30.9.08

Diógenes contra Pepe el malagueño

Trajinando entre mis cosas, me encuentro, Dios sabe cómo, con una madeja de papeles que almaceno desde hace años. Como otras veces, los releo, los clasifico y termino ocultando su existencia entre la blancura de un libro. Mientras me aplico en la tarea, caigo en la cuenta de que dentro de mí habita un Diógenes: siempre atesorando objetos inútiles, esos cristales rotos del tiempo, ¿qué si no? Pero esta vez sobresale de entre la inmensidad de la Sombra del paraíso de Vicente Aleixandre (¡cruel ironía!) una vieja servilleta de papel, descolorida ya por la penumbra del tiempo. Una servilleta de la heladería de Pepe el malagueño. Sin duda, el tiempo, esa extraña máquina de la vida, gira en sentido inverso y me retrotrae impúdicamente a noches de tertulia, a palabras volcadas contra la negritud del mar, a Barbate y a un puñado de veranos vividos… Como sin quererlo, la servilleta me evoca la historia de aquel heladero: un joven que se va de casa con solo una maleta en la mano y la marea del destino lo abandona en Barbate, junto al mar. Con los años, pulido por la tenacidad de las horas y el viento, se ha convertido en un reconocido heladero que disfruta la vida con la sorna de quien ha viajado a lomos del sufrimiento y el esfuerzo.

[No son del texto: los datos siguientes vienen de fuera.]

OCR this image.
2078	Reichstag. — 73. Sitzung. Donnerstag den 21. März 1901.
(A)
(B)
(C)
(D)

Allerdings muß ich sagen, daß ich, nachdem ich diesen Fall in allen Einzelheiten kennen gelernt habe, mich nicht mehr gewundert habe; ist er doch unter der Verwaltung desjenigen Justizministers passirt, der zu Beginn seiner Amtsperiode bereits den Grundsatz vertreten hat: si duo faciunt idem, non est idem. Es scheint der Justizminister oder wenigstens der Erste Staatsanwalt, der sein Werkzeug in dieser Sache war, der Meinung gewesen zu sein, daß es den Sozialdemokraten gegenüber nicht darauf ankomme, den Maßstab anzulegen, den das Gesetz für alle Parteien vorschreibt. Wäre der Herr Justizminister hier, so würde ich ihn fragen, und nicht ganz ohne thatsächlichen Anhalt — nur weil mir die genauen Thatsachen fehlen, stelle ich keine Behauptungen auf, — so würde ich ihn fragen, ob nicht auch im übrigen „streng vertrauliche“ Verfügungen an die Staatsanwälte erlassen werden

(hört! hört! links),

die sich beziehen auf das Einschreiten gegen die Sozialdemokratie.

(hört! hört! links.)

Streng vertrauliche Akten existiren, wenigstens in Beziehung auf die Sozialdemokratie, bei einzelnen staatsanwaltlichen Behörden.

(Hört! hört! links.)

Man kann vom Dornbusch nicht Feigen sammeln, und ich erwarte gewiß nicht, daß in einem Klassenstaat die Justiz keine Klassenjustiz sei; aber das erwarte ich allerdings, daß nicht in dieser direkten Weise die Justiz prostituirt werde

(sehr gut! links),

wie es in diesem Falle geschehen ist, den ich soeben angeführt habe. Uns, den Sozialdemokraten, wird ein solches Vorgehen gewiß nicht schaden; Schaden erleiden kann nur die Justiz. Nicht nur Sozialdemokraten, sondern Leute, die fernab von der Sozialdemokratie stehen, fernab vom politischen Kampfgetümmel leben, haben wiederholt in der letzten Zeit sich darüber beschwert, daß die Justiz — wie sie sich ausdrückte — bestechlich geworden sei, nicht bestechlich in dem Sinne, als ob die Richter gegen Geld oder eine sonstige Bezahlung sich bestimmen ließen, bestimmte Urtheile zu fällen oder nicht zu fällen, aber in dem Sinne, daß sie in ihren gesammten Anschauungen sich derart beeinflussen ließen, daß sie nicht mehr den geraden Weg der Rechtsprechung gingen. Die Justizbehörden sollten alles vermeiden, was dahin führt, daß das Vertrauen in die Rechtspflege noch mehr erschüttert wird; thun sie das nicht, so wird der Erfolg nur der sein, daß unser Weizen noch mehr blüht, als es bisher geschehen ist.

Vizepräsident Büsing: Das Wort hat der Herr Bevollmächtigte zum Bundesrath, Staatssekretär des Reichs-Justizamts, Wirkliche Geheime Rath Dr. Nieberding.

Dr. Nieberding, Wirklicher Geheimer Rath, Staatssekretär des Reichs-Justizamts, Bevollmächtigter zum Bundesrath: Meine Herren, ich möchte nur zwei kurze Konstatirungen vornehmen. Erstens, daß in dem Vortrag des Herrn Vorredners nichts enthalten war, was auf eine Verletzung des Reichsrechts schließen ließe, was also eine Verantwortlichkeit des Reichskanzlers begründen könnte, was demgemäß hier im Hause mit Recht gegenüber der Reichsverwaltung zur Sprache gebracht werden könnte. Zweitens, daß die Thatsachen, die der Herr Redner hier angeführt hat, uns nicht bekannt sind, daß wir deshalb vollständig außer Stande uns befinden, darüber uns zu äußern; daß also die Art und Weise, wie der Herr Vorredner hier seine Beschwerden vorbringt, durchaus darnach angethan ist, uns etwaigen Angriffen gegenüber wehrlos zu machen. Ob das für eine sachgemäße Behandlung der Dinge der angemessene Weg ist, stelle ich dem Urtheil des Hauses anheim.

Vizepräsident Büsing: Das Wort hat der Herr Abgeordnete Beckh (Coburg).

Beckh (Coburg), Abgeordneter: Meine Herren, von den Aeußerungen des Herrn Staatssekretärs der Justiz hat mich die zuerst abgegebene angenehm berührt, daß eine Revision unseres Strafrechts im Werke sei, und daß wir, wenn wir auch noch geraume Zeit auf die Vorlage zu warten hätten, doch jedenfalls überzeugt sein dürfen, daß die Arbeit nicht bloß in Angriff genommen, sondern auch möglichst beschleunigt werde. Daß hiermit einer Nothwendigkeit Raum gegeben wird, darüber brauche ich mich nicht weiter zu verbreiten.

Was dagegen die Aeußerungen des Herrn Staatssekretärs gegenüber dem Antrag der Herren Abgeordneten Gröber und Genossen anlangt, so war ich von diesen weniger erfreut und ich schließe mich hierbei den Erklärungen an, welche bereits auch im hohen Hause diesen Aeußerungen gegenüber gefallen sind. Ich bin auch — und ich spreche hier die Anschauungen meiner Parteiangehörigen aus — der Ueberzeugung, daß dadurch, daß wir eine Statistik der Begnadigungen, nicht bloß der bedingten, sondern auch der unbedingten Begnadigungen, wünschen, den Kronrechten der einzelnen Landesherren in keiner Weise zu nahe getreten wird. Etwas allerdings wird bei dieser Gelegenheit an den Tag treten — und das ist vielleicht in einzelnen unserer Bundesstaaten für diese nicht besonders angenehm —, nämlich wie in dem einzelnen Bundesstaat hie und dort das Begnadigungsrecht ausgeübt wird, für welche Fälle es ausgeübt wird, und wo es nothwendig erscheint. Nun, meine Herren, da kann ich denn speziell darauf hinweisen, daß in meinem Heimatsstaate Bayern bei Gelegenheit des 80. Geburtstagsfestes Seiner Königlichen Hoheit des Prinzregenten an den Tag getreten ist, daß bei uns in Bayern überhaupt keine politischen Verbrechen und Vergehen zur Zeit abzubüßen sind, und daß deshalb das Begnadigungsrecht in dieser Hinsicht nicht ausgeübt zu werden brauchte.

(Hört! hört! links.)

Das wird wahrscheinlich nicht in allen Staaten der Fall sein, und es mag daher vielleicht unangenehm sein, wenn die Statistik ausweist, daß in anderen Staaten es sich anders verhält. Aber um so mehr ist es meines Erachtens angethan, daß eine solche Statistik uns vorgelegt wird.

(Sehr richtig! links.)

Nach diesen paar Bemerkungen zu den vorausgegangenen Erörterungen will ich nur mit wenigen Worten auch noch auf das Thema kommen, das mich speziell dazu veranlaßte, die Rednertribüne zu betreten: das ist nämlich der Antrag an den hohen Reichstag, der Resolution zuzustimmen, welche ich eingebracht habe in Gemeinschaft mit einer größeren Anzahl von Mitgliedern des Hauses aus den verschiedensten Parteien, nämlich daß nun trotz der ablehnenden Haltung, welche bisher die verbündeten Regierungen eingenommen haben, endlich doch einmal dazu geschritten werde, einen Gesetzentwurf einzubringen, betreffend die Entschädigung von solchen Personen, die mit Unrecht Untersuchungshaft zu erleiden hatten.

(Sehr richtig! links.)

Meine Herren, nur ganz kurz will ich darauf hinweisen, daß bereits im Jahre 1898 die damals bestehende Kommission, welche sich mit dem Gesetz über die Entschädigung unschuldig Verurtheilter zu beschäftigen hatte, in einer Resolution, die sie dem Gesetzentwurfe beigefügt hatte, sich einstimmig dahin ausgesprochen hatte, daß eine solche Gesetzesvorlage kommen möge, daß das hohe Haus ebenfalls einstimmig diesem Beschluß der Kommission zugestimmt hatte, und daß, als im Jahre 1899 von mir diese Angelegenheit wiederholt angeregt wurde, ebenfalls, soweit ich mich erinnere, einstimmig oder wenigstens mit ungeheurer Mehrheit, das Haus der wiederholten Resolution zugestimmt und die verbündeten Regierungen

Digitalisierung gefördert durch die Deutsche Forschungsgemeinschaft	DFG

Con seguridad, Pepe el malagueño es el mejor bálsamo contra el mal de Diógenes. Cada helado vendido, cada hijo o cada hora vivida se amontonan en aquella maleta olvidada, en las arrugas de sus manos, en los helados que se derritieron o en aquellas palabras que buscaban el mar. Tal vez sea ésta la mejor curación: la vida se vive, pero no se retiene y menos en las páginas de un libro. El remedio es bien cierto, pero esta servilleta la seguiré guardando a la Sombra del Paraíso.